16 Aralık 2010 Perşembe

koca bir şehrin ışıklarını bir nefeste söndürmek

o gece gözlerinin rengini anlamak için sarf ettiğim çabayı muhtemelen fark etmedin bile ve göz rengim hakkında en ufak bir fikrin olmadığından emindim, vücudumun bütün kıvrımlarını biliyordun halbuki... o kadar yabancıydık ki her şeyimizle birbirimize tanımak için uğraşmadık bile birbirimizi, çok geçti zaten tanışmak için...

uzakta bir pastayı andırıyordu şehir, üzerinde milyonlarca mum yanan bir pasta... bir nefeste söndürüp hepsini karanlığa gömmüştük her şeyi... öyle ki bir birimizi bile görmedik...

dışarıda fırtına olması umrumuzda değildi, biz kendi sessiz fırtınamızda batmak üzere olan teknelere benziyorduk, battık da dibi boyladık... hayata ve inançlara dair ne varsa bizimle birlikte dibe çektik.

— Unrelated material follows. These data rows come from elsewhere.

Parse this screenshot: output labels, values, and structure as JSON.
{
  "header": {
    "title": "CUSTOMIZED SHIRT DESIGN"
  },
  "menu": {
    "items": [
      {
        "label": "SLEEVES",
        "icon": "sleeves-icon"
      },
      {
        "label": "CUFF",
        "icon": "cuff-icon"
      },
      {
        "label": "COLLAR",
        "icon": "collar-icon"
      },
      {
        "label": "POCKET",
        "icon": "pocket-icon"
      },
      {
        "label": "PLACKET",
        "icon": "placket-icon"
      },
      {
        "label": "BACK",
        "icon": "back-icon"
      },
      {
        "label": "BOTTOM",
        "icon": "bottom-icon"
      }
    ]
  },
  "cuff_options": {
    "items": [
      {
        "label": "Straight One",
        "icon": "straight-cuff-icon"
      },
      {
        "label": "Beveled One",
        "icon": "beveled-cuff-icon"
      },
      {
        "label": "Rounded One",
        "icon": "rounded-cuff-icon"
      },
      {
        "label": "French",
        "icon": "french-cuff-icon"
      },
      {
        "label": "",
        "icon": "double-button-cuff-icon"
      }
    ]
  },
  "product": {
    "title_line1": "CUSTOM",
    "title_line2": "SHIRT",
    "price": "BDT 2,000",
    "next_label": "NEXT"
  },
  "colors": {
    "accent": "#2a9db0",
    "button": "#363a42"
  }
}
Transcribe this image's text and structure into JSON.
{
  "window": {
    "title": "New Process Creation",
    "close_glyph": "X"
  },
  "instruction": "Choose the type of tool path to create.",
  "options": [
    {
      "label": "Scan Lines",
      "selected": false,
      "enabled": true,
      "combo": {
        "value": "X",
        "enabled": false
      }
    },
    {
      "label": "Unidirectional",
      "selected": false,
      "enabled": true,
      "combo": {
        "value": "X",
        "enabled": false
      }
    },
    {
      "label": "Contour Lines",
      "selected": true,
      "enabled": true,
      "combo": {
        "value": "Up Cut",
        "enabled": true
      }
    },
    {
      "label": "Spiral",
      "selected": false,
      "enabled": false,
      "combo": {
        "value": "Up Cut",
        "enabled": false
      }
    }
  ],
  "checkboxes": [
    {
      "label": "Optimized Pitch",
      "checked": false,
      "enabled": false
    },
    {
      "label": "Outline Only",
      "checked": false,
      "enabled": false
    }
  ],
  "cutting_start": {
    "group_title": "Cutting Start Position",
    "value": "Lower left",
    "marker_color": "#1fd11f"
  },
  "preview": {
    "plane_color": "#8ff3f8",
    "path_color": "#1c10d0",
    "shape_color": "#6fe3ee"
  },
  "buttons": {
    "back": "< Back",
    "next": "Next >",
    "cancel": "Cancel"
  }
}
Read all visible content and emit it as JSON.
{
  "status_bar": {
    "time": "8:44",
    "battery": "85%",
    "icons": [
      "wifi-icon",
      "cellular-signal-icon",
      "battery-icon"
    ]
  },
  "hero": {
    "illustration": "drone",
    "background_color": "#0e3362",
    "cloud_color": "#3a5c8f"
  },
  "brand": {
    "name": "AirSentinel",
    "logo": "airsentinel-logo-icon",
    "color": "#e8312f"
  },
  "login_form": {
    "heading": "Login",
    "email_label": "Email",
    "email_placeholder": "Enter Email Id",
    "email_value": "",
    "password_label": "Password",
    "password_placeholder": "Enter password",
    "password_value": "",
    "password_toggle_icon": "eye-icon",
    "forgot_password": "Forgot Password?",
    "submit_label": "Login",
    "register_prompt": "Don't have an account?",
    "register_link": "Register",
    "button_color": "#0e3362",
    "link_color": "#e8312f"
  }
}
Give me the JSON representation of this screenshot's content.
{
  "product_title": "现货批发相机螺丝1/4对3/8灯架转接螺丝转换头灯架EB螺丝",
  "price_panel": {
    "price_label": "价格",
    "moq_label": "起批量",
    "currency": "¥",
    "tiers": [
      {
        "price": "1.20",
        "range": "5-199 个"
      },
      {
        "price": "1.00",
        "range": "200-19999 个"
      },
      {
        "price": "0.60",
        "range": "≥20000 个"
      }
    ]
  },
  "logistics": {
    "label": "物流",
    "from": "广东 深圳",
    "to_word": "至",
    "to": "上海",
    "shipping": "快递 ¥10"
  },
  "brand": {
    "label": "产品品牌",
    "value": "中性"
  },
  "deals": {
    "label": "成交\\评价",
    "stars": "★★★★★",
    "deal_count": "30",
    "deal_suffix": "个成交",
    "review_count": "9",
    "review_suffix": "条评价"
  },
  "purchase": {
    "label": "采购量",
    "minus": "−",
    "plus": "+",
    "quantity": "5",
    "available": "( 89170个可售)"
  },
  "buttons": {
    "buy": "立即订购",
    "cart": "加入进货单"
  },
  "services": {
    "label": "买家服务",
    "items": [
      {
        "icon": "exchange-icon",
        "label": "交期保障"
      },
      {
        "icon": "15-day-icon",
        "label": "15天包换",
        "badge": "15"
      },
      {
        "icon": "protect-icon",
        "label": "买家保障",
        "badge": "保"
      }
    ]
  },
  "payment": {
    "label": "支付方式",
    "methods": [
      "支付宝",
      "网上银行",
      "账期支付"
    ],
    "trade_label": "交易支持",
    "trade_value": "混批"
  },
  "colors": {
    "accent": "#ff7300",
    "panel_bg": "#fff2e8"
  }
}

dönüp baktığımızda elimizde pek de övünülecek bir şey yoktu, bir ilişki böyle kusursuz mahvedilemezdi, şimdi hep olduğumuzdan daha yalnızdık ve dahası bu sefer hak etmiştik, günahkardık belki arkadaşlığı, belki dostluğu, belki aşkı, belki yabancılığı öldürmüştük, hatta birden fazlasını bile öldürmüş olabilirdik, müşterek cinayetimiz ikimizi de aynı günahın tarafı yapıyordu ve bu bizi birleştiren tek şeydi... birimiz diğerinden daha suçlu değildi.

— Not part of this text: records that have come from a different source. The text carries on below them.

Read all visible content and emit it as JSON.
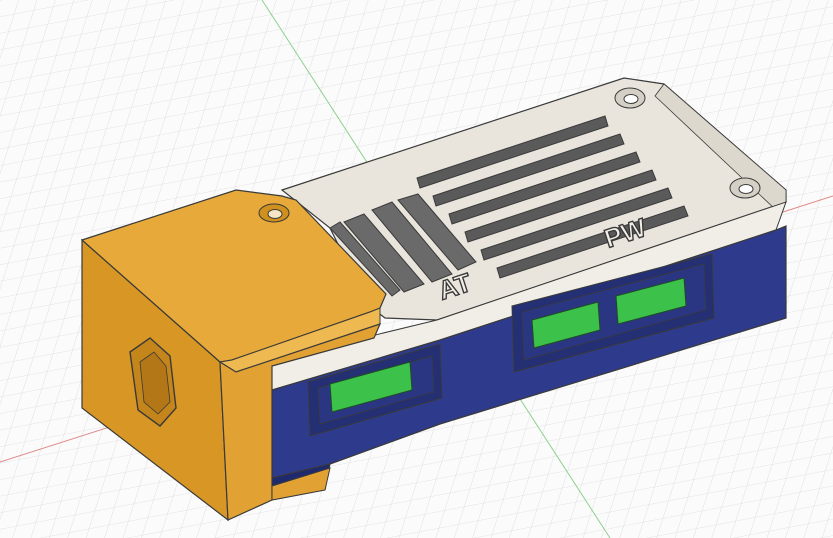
{
  "viewport": {
    "background": "#fbfbfb",
    "grid_color": "#d9d9d9",
    "axis_green": "#8fd08f",
    "axis_red": "#e08a8a"
  },
  "model": {
    "colors": {
      "lid_top": "#e9e5dc",
      "lid_side": "#f1eee7",
      "body_blue": "#2e3a8c",
      "body_blue_dark": "#1f2a6e",
      "cap_orange_top": "#e7a93a",
      "cap_orange_side": "#d89624",
      "cap_orange_front": "#e2a233",
      "led_green": "#3cc24a",
      "vent_dark": "#555555",
      "edge": "#3a3a3a"
    },
    "labels": {
      "at": "AT",
      "pw": "PW"
    }
  }
}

o gece gün hiç doğmayacak sandım, hani o çok sevdiklerim; rüzgarın, dalların, yağmurun ve dalgaların sesi yüzüme yüzüme vuruyordu seni... bütünleşmiş bedenlerimizin arasında kalınlığı metreleri bulan duvarlar vardı, ne yapsak ulaşamıyorduk birbirimize...

çok soğuktu o gece, bildiğim, yaşadığım en soğuk gece... hayatımda hiç o gece ki kadar üşümemiştim... kar altında o geceden beri duygularım, ölüp gitmekte, hissizleşmekteyim... toprağın sıcaklığını duyamıyorum, toprak kabul etmiyor beni, bedenimi...

o sabah güneş doğmadı, gri bir gün karşıladı geceyi, hala soğuktu ve ıslak... tüm heceler çıt çıkarmamak üzere sözleşmişlerdi... bitti, geçmedi, gidemedi ama bitti... dönüp bakmaya cesaretim yoktu ardımda bıraktıklarıma, sen göm istedim...

son kez dönüp baktığımda ardıma bedenini görüyordum sen yoktun, sen bana bakarken ne görüyordun bilmiyorum, hiç bilemeyeceğim...

yürüdüm uzun bir yürüyüş oldu, yağmur dövdü beni yol boyunca, yağmurun açtığı yaralarım ağırlaşsın diye saçlarımı savuruyordu rüzgar her bir telim kırbaç gibi patlıyordu yüzümde... geride kalan neydi, benden sana ne kaldı bilmiyorum... ama bi şey eksik şimdi bende, göğsümün orta yerinde bir delik var günün her saati acıyla irkilmemi sağlıyor.